С момента нашего прибытия на КП всю оставшуюся часть дня мы провели в этом бетонированном бункере, упрятанном, правда, не очень глубоко под землей на склоне сопки. По сирийскому радио звучали бравурные марши, передавались патриотические призывы, ежечасно выходили выпуски по обстановке на фронте. Из потока лившихся сообщений о боях почему-то больше всего врезались в память сводки, завершавших каждый выпуск последних известий, о прямо-таки непревзойденных действиях сирийских средств противовоздушной обороны. Наверно, это был специально отработанный пропагандистский ход: поддержать моральный дух в только что созданных перед войной войсках ПВО страны, которые были так недооценены противником. За что последний потом дорого поплатился, потеряв огромное количество своих самолетов.
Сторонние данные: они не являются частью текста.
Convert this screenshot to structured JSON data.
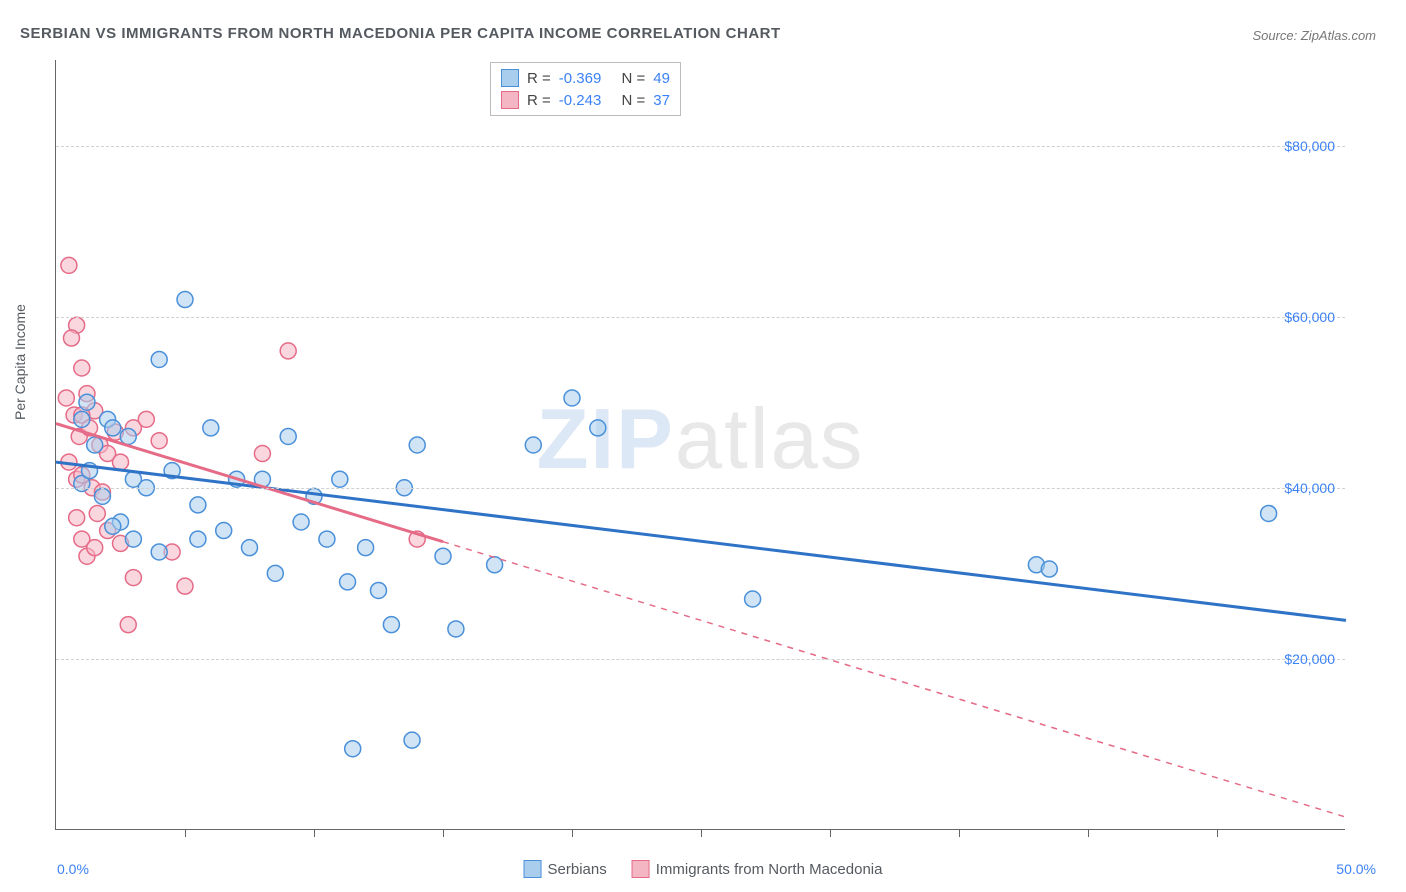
{
  "meta": {
    "title": "SERBIAN VS IMMIGRANTS FROM NORTH MACEDONIA PER CAPITA INCOME CORRELATION CHART",
    "source": "Source: ZipAtlas.com",
    "watermark_a": "ZIP",
    "watermark_b": "atlas"
  },
  "chart": {
    "type": "scatter",
    "ylabel": "Per Capita Income",
    "xlim": [
      0,
      50
    ],
    "ylim": [
      0,
      90000
    ],
    "x_axis_start_label": "0.0%",
    "x_axis_end_label": "50.0%",
    "ytick_values": [
      20000,
      40000,
      60000,
      80000
    ],
    "ytick_labels": [
      "$20,000",
      "$40,000",
      "$60,000",
      "$80,000"
    ],
    "xtick_positions": [
      5,
      10,
      15,
      20,
      25,
      30,
      35,
      40,
      45
    ],
    "background_color": "#ffffff",
    "grid_color": "#d0d0d0",
    "marker_radius": 8,
    "marker_opacity": 0.55,
    "series": [
      {
        "name": "Serbians",
        "fill": "#a9cdec",
        "stroke": "#4a90d9",
        "line_color": "#2f73c7",
        "line_width": 3,
        "R": "-0.369",
        "N": "49",
        "trend": {
          "x1": 0,
          "y1": 43000,
          "x2": 50,
          "y2": 24500,
          "solid_until_x": 50
        },
        "points": [
          [
            1.0,
            48000
          ],
          [
            1.2,
            50000
          ],
          [
            1.5,
            45000
          ],
          [
            1.0,
            40500
          ],
          [
            1.3,
            42000
          ],
          [
            2.0,
            48000
          ],
          [
            2.2,
            47000
          ],
          [
            2.8,
            46000
          ],
          [
            3.0,
            41000
          ],
          [
            3.5,
            40000
          ],
          [
            4.0,
            55000
          ],
          [
            4.5,
            42000
          ],
          [
            5.0,
            62000
          ],
          [
            5.5,
            38000
          ],
          [
            6.0,
            47000
          ],
          [
            6.5,
            35000
          ],
          [
            7.0,
            41000
          ],
          [
            7.5,
            33000
          ],
          [
            8.0,
            41000
          ],
          [
            8.5,
            30000
          ],
          [
            9.0,
            46000
          ],
          [
            9.5,
            36000
          ],
          [
            10.0,
            39000
          ],
          [
            10.5,
            34000
          ],
          [
            11.0,
            41000
          ],
          [
            11.3,
            29000
          ],
          [
            12.0,
            33000
          ],
          [
            12.5,
            28000
          ],
          [
            13.5,
            40000
          ],
          [
            14.0,
            45000
          ],
          [
            15.0,
            32000
          ],
          [
            11.5,
            9500
          ],
          [
            13.0,
            24000
          ],
          [
            15.5,
            23500
          ],
          [
            17.0,
            31000
          ],
          [
            18.5,
            45000
          ],
          [
            20.0,
            50500
          ],
          [
            21.0,
            47000
          ],
          [
            13.8,
            10500
          ],
          [
            27.0,
            27000
          ],
          [
            38.0,
            31000
          ],
          [
            38.5,
            30500
          ],
          [
            47.0,
            37000
          ],
          [
            3.0,
            34000
          ],
          [
            4.0,
            32500
          ],
          [
            2.5,
            36000
          ],
          [
            1.8,
            39000
          ],
          [
            2.2,
            35500
          ],
          [
            5.5,
            34000
          ]
        ]
      },
      {
        "name": "Immigrants from North Macedonia",
        "fill": "#f5b6c4",
        "stroke": "#e56b87",
        "line_color": "#e56b87",
        "line_width": 3,
        "R": "-0.243",
        "N": "37",
        "trend": {
          "x1": 0,
          "y1": 47500,
          "x2": 50,
          "y2": 1500,
          "solid_until_x": 15
        },
        "points": [
          [
            0.5,
            66000
          ],
          [
            0.8,
            59000
          ],
          [
            0.6,
            57500
          ],
          [
            1.0,
            54000
          ],
          [
            0.4,
            50500
          ],
          [
            0.7,
            48500
          ],
          [
            1.2,
            51000
          ],
          [
            1.5,
            49000
          ],
          [
            0.9,
            46000
          ],
          [
            1.0,
            48500
          ],
          [
            1.3,
            47000
          ],
          [
            1.7,
            45000
          ],
          [
            0.5,
            43000
          ],
          [
            0.8,
            41000
          ],
          [
            1.0,
            41500
          ],
          [
            1.4,
            40000
          ],
          [
            1.8,
            39500
          ],
          [
            2.0,
            44000
          ],
          [
            2.3,
            46500
          ],
          [
            2.5,
            43000
          ],
          [
            3.0,
            47000
          ],
          [
            3.5,
            48000
          ],
          [
            4.0,
            45500
          ],
          [
            1.6,
            37000
          ],
          [
            2.0,
            35000
          ],
          [
            2.5,
            33500
          ],
          [
            1.0,
            34000
          ],
          [
            1.2,
            32000
          ],
          [
            0.8,
            36500
          ],
          [
            1.5,
            33000
          ],
          [
            4.5,
            32500
          ],
          [
            3.0,
            29500
          ],
          [
            2.8,
            24000
          ],
          [
            5.0,
            28500
          ],
          [
            9.0,
            56000
          ],
          [
            14.0,
            34000
          ],
          [
            8.0,
            44000
          ]
        ]
      }
    ]
  },
  "legend": {
    "r_label": "R =",
    "n_label": "N ="
  }
}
А пока громовой голос диктора вещал: «К этому часу средства нашей противовоздушной обороны сбили столько-то самолетов противника. Вся наша авиация, задействованная в боях, благополучно вернулась на свои аэродромы». По мере того, как солнце клонилось к закату, количество сбитых израильских самолетов увеличивалось, свои же непременно возвращались восвояси «целыми и невредимыми». Но это была всего на всего хотя и нужная, но безосновательная пропагандистская трескотня. Но «шапкозакидательское» настроение она все же зародила. От того-то, наверно, мне подумалось, что при таком раскладе к ночи этого дня у супостата не должно остаться ни одного самолета. «А там, - почему-то пришла в голову мысль (как сейчас видится слишком наивная), - глядишь, введут в бой третью танковую дивизию, предназначенную для развития успеха, и дня в два-три победоносно завершат всю компанию». Думаю, что надежда на скорейшее прекращение боевых действий и заставила вспомнить об этой дивизии, а вместе с ней о Кудряшове Владе - ведь он в ней работал.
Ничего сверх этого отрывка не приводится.